In speaking of tolerance, take Genesis 8:21: "Never again will I curse the ground because of man, even though every inclination of his heart is evil from childhood. And never again will I destroy all living creatures, as I have done." After the flood, we see a very human picture of God. He decides to go another way. In Romans 5:8: "But God demonstrates his own love for us in this: While we were still sinners, Christ died for us."

Those scriptures are the two spiritual bases for tolerance. God decided to tolerate us as we are. And, we should tolerate our fellow human beings as they are. So often, the love of God doesn't translate to our love of our fellow human beings. Jonathan Swift wrote in "Gulliver's Travels": "We have just enough religion to make us hate, but not enough to make us love one another."

Vicar John Flack, Christ Evangelical Lutheran Church of Floral Park:

I think tolerance is the right way to go. Reading the original American documents of our founders, tolerance is what they spoke of.
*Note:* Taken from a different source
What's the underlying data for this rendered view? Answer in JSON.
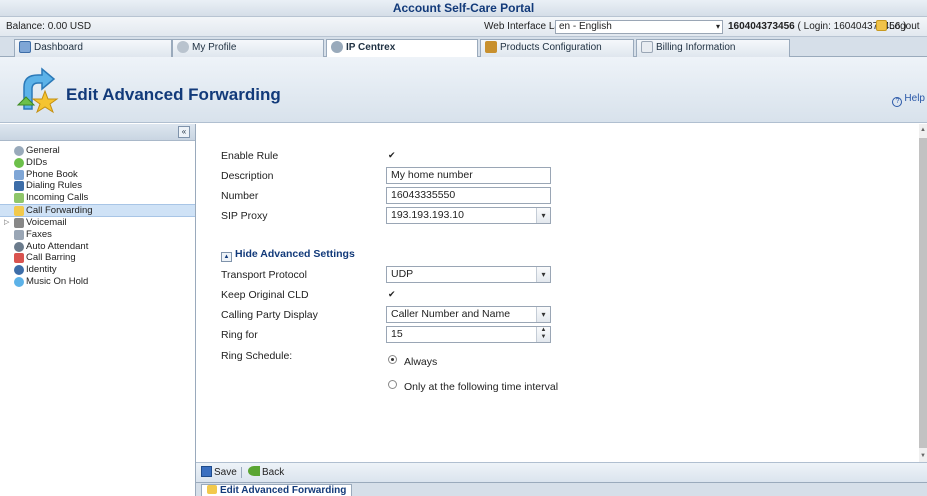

Tolerance means we can live with others but don't have to agree with them. We can be true to ourselves without castigating others. It gives us balance.

Respect is possible within tolerance, but not required. Insults and disrespect are not part of tolerance. Most religious faiths of the world have tolerance as part of their values. You don't have to believe the truth of another religion, but you can allow space for another. Tolerance is a value because it promotes peace and the flourishing of religion.

Many people believe respect is a right. I think respect is something that is given, because it has been earned. Tolerance is a piece of the foundation of our democracy. Take the notion of Christ. The major Christian religions may have different interpretations of who Christ is, but we all still exist.